If possible, Leah went even paler, a hunted look tightening her exquisite features. ‘Soon… I just have to pick the right moment.’
‘Considering that on average he only sleeps one night a month under the same roof as you, I could still be sitting here this time next year. Maybe you’re in love with the bastard— ‘
‘How could I be?’ She bent her head, her hands clenching tightly together. ‘You know we don’t have a normal marriage.’
‘And wouldn’t the tabloids just love to get a load of that!’ Paul sniggered.
‘I don’t think that’s funny, Paul.’
‘Well, the only thing that keeps me going is the knowledge that I may not be your lover, but he isn’t either. And you’ve got to admit that that’s a real mystery. Look at you,’ Paul mused. ‘The virgin bride five years down the road and yet he’s rarely seen in public without some beautiful bimbo clinging to his arm. Maybe he’s a closet gay.’
Her sensitive stomach curdled. She must have been mad to tell Paul the truth about her marriage. Not, of course, that he would do anything with it.
She trusted him absolutely but she was aware that she had been dangerously indiscreet in her need to soothe his jealousy of Nik. Nik… The very blood in her veins went cold when she faced up to what she still had ahead of her.
‘Don’t talk about him like that,’ she urged tightly.
‘You think the table is bugged? You’re scared stiff of him, aren’t you? I don’t think you’re ever going to pick up the courage to tell him you want your freedom. I think I’m wasting my time— ‘
‘No…no, never,’ Leah whispered frantically, the thought of losing him filling her with panic. She just couldn’t go back to what her life had been for the past five years. Empty, without focus, boring. Before Paul, every day had stretched endlessly in front of her. She didn’t have a social life. She didn’t have friends.
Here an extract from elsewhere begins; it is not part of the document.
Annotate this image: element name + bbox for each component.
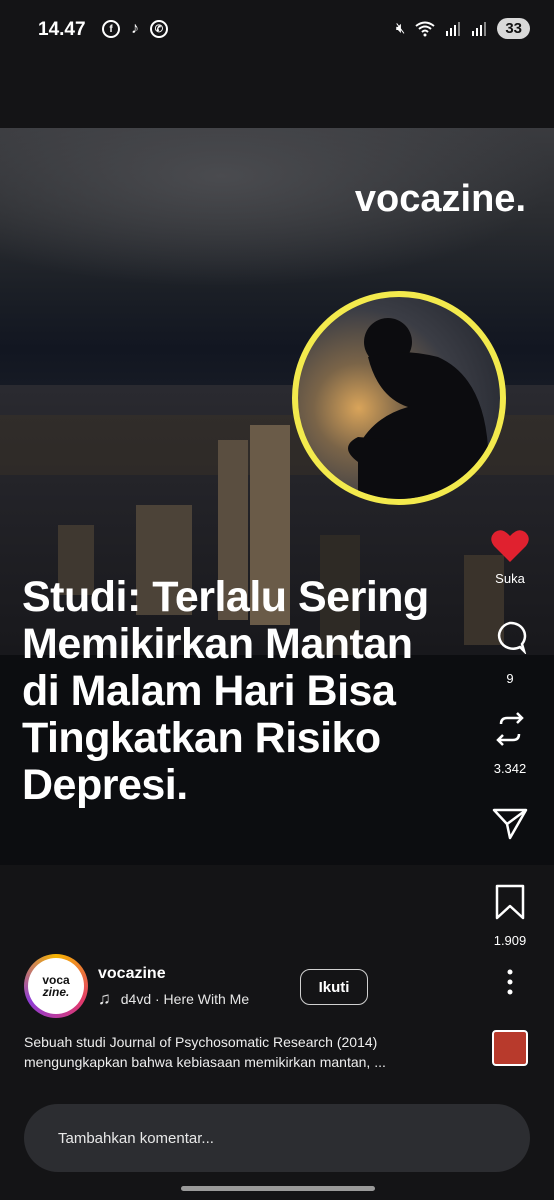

She was watched everywhere she went. The door of her prison had slammed shut on her wedding-day and she had been so dumb, so naïve, she hadn’t even realised it until she’d tried to move beyond the bars.
‘Then when?’ he pressed moodily.
‘Soon…I promise you.’
‘I don’t see why you can’t just move out bag and baggage. It’s not as though you don’t have all the evidence you need to divorce him. Adultery is not about to go out of fashion with Nik Andreakis around.’
‘I have to do it right, Paul. Don’t you see that I owe him that?’